The philosophy-has-no-part-in-progress pitch: “We believe that AI doing AI research will become the determining factor of the pace of progress within the next few years. That matters because alignment is itself a hard research problem. To make fast and deep progress, our researchers will need AI systems that can help test ideas, find mistakes, explore alternatives, and iterate alongside us.”
- TQR’s perspective: In the long term, this may prove the most dangerous of the sales pitches because it assumes that corporate researchers – consisting of computer scientists but no philosophers – and AI itself are capable of being the “determining factor” on progress and its future pace. It provides no role for philosophy or the company’s present and future future customers in the question of what progress looks like.
The corporate responsibility pitch: “But faster technical progress makes human judgment and public coordination more important, not less. The future should be shaped by people, institutions, and societies, not only by the companies building the most capable systems.”
- TQR’s perspective: Given the perspectives we have provided to this point, we find irony in the platitudes of this statement.
The let’s-figure-out-the-future-later pitch: “As frontier AI development continues, we expect national and global coordination to become more important. We have long believed there should ultimately be an international organization that helps coordinate leading AI efforts to reduce catastrophic risk. Cooperation and shared safety standards are an important part of the path forward, especially because the incentives around commercial and national competition are hard to escape. One goal of such an organization should be to make it possible for the world to take coordinated action, including slowing frontier development when needed, so societal resilience, safety, and alignment can keep pace.”
- TQR’s perspective: Here too we find irony, together with lack of self-awareness and historical perspective from the leader of a company who acknowledges the hard-to-escape “incentives around commercial and national competition.” The facts that (1) this pitch is made so soon after Musk’s lawsuit over OpenAI’s corporate reorganization that abandoned its charter protection of the public benefit in order to provide private investors with returns of as much as a 10,000%, and (2) no serious action has been taken to install mechanisms to control the acknowledged potential for “catastrophic risk,” demonstrate separately and together the hollowness of this pitch.

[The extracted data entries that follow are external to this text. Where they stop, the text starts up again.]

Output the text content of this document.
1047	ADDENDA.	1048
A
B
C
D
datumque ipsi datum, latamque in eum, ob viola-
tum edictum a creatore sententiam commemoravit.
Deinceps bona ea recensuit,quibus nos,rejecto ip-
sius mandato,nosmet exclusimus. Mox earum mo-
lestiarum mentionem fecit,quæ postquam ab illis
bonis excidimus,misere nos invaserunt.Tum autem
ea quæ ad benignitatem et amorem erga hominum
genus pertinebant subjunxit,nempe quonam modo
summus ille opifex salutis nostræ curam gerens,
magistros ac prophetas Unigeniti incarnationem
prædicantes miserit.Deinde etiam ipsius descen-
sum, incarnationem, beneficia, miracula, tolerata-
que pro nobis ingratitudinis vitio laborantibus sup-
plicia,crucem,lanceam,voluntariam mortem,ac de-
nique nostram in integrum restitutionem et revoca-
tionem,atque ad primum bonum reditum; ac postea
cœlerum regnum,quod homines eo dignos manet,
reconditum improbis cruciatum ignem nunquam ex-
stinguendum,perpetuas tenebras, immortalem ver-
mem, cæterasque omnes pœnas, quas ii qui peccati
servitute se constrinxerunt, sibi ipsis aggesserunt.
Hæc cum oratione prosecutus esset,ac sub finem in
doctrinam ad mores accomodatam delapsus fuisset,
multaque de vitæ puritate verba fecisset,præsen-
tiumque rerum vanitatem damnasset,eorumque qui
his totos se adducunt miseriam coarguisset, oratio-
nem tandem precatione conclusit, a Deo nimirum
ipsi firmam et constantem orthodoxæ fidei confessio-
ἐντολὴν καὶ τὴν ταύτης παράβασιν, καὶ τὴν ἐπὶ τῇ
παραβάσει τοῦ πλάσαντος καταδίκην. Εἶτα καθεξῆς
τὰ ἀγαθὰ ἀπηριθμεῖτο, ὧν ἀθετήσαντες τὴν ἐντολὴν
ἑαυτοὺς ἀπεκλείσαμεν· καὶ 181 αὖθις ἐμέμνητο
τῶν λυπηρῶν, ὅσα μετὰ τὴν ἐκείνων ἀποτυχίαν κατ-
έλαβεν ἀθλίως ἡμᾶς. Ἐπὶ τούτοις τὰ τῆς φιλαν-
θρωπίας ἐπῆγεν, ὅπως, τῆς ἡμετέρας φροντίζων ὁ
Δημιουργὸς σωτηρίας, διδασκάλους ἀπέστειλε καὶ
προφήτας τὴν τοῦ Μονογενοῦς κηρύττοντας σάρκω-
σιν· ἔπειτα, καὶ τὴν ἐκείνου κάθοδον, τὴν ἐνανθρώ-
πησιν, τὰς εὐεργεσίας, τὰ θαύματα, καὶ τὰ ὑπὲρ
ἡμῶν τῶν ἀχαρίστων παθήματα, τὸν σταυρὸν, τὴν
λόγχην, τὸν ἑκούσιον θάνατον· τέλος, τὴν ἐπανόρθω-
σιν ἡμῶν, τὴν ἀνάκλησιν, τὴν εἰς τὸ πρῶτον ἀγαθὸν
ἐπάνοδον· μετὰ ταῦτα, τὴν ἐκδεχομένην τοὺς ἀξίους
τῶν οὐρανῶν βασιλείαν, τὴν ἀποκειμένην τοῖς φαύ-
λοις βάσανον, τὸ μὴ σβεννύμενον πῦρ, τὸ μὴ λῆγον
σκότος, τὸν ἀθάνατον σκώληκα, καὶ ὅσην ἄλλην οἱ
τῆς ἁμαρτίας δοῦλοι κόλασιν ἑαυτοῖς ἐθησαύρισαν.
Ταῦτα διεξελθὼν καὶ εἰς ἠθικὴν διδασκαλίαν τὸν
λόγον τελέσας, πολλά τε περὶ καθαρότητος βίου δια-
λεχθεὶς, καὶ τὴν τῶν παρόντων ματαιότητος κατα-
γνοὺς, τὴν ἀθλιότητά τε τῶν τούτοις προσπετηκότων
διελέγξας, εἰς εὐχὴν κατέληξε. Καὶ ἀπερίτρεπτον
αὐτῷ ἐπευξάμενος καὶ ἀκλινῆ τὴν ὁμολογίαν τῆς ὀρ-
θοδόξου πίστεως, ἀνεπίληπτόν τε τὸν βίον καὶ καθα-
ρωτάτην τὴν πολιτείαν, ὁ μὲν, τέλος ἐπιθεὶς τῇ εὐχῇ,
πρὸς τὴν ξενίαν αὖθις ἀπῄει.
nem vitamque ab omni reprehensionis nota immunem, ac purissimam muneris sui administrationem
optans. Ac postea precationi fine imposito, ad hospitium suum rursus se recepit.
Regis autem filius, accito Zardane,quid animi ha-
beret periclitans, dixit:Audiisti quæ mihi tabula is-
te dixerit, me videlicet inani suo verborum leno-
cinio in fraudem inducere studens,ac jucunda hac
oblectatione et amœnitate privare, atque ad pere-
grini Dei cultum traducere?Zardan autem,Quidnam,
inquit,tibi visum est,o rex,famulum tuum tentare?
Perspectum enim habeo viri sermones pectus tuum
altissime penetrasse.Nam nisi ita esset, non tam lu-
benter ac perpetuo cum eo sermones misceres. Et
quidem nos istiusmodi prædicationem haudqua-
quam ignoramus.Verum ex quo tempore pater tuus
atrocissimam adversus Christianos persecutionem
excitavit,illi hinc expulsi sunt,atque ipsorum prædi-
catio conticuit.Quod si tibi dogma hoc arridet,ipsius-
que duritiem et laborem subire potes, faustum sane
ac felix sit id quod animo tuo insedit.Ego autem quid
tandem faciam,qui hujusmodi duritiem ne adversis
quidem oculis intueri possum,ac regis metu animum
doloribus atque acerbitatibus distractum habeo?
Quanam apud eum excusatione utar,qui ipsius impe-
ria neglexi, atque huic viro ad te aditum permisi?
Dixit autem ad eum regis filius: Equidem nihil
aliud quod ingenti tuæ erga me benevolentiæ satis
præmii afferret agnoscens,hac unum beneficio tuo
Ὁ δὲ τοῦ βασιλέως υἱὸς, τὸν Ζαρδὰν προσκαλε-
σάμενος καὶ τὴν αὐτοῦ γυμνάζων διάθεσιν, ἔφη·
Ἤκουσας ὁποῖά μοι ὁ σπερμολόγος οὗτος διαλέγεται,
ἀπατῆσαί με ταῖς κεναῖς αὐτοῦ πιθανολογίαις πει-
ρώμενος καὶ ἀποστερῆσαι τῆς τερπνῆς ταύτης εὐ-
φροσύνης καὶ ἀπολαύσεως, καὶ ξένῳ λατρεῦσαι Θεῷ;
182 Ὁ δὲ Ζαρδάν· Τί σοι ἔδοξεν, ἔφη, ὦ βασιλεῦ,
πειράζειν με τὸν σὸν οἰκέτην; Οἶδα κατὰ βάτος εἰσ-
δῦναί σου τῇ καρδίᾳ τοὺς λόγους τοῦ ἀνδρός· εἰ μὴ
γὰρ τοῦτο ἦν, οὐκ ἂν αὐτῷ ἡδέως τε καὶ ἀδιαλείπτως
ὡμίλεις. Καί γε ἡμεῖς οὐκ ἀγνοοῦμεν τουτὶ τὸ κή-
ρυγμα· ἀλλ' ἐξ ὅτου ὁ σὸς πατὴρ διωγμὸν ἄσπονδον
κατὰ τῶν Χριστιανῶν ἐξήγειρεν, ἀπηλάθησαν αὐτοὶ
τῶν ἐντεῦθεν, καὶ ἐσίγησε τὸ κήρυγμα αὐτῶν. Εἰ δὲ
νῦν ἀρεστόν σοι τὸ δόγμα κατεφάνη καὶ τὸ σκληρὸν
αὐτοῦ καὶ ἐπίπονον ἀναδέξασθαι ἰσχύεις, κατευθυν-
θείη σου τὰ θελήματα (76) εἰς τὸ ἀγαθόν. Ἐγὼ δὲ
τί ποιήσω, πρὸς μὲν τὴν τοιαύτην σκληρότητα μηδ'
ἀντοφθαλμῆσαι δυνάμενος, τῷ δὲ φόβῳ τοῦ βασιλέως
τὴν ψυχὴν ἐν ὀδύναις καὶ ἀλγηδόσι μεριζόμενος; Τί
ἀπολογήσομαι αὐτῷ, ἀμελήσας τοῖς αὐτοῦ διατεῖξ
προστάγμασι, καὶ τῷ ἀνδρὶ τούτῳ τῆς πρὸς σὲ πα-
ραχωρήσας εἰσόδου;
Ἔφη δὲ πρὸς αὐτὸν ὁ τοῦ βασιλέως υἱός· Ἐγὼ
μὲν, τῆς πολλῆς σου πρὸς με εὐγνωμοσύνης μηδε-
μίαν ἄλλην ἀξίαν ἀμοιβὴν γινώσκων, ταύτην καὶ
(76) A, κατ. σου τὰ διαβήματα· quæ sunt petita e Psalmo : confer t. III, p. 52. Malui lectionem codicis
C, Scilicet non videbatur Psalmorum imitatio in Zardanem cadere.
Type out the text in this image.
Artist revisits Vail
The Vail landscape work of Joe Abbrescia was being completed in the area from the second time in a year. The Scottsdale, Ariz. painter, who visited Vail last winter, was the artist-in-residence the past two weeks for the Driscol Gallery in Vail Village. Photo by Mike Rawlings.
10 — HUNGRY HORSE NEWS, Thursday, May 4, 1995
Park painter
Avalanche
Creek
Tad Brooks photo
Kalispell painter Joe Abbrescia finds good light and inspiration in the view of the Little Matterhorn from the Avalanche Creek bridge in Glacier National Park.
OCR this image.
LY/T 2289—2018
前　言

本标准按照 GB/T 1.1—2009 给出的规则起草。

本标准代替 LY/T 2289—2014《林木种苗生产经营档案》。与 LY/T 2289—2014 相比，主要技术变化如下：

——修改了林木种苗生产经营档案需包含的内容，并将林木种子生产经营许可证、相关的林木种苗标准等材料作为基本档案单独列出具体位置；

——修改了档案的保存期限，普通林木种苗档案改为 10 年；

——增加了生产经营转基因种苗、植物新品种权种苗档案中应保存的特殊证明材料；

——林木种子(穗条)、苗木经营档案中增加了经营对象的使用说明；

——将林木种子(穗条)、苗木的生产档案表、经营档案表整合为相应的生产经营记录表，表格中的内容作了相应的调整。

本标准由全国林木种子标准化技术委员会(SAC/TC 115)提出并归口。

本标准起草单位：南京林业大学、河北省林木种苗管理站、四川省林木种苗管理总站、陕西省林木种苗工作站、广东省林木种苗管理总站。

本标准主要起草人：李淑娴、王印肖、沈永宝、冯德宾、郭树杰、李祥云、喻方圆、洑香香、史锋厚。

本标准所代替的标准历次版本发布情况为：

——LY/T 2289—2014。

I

Altman’s figure-out-the-future later pitch is particularly concerning, given the public damage that has already occurred from AI-powered chatbot technology and its rapid pace of technological development without meaningful regulatory oversight.
It is wrong to expect “national and global coordination to become more important,” because national and global coordination are already of the utmost importance, given the risks that even Altman acknowledges.
Doing so little to establish mechanisms now that could prevent serious future harms, and believing that coordination will arise in the future to fix past damages – after somehow overcoming the acknowledged incentives of commercial and national competition – can be seen as foolhardy. When only time will tell, how much are you willing to wager that it will all work out for the better as the sales pitch wants us to believe?
The value of the future will always be uncertain for investors, and the money they put at risk is a bet on future outcomes.
In staking large bets on a company, investors reduce risk by considering the future course implied by the history of the company’s leadership. Philosophy, applied freely in this way, could easily turn out to be worth more than trillion$ in fleeting tech value.